Sitting on the three-wheeler for the very first time felt as foreign as a tamale in an igloo. The motor’s rough thrum, the way the whole bike jerked when popped out of neutral and into first gear, the way it responded to even the slightest caress of the thumb on the insignificant-looking throttle. I didn’t know it yet, but my love affair with the three-wheeler had begun with a few uncomfortable jerks and a noisy climb to second gear.
“Take your thumb off the gas,” Dad said, “and — quick — shift up with your foot.” Oh, the sound of the three-wheeler popping into high gear. More gas, no gas, shift up, shift down. Automatic clutches made learning even easier, and the concept of shifting — of revving and red-lining RPMs and the sound of a motor ready to climb higher — made learning to drive a stick shift easier in the coming years.

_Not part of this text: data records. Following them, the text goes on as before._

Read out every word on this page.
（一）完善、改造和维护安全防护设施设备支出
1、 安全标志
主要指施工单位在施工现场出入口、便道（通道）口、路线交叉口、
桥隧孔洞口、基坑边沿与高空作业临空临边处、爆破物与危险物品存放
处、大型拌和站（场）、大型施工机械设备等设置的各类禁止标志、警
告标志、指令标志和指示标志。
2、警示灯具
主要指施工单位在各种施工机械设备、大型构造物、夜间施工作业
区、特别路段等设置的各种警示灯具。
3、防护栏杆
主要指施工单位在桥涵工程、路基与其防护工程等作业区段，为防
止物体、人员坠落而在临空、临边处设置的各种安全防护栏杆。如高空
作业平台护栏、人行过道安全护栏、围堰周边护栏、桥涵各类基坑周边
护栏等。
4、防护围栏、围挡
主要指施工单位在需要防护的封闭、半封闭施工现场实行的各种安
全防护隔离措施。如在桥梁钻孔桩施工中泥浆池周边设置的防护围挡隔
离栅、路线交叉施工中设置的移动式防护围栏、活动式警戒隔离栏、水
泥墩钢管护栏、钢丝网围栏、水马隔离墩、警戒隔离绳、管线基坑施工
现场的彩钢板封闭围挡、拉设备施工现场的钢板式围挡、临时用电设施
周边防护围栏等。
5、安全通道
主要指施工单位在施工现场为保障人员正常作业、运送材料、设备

The first several times, I rode with my dad — he in front, I in back — as he explained why you can’t leave your thumb on the throttle when you shift, why you can’t downshift at high speeds (I later learned this the hard way after nearly eating dirt a few times) and why you must, at all costs, respect the engine and tame the road. It was the best Christmas ever.
Then again, I’ve always been into Christmas. Sure, it’s all about buying, blah, blah, blah, no heart, blah, blah, blah, but I’ve always felt something unavoidably magical about a time when so many people are looking forward to the same thing. It can be palpably exciting or achingly depressing, but the Christmas season is something, one way or another.
Over the years, I learned that Christmas could take almost any form. Some years, the gifts showered down in remarkable torrents; other years, there were no gifts at all. Though the Christmas season seemed representative of a holiday wheel of fortune, it was always good, for reasons I can’t and don’t want to explain.
The year of the three-wheelers was a good one because, well, three-wheelers rock! But we were also together and having fun, and it isn’t always that way. Now, I like to give my parents gifts that make them as happy as they’ve made me — but the truth is that gifts that good don’t really exist.
I rode those three-wheelers, with my parents, sister and a handful of our friends, until I was about 20 years old. Every time those days cross my mind, of so many summers spent riding through almond orchards and racing alongside canal banks, I want to do it all again. There are so many stories of building dirt roads and jumping dirt piles and near-misses and full-on accidents attached to those bikes that there’s no time and no room to tell them all. Later on, I intermittently rode a quad and taught new friends and coworkers how to do the same. It was always fun to watch the terror on their faces morph into smiles, and to struggle with trusting them enough to put them in the driver’s seat.
If there was ever a gift that made me more of who I am — and also more like my parents — the three-wheeler was it. It was that unexpected gift that changed my life in unexpected ways, and made me willing to accept, and expect, more of the same.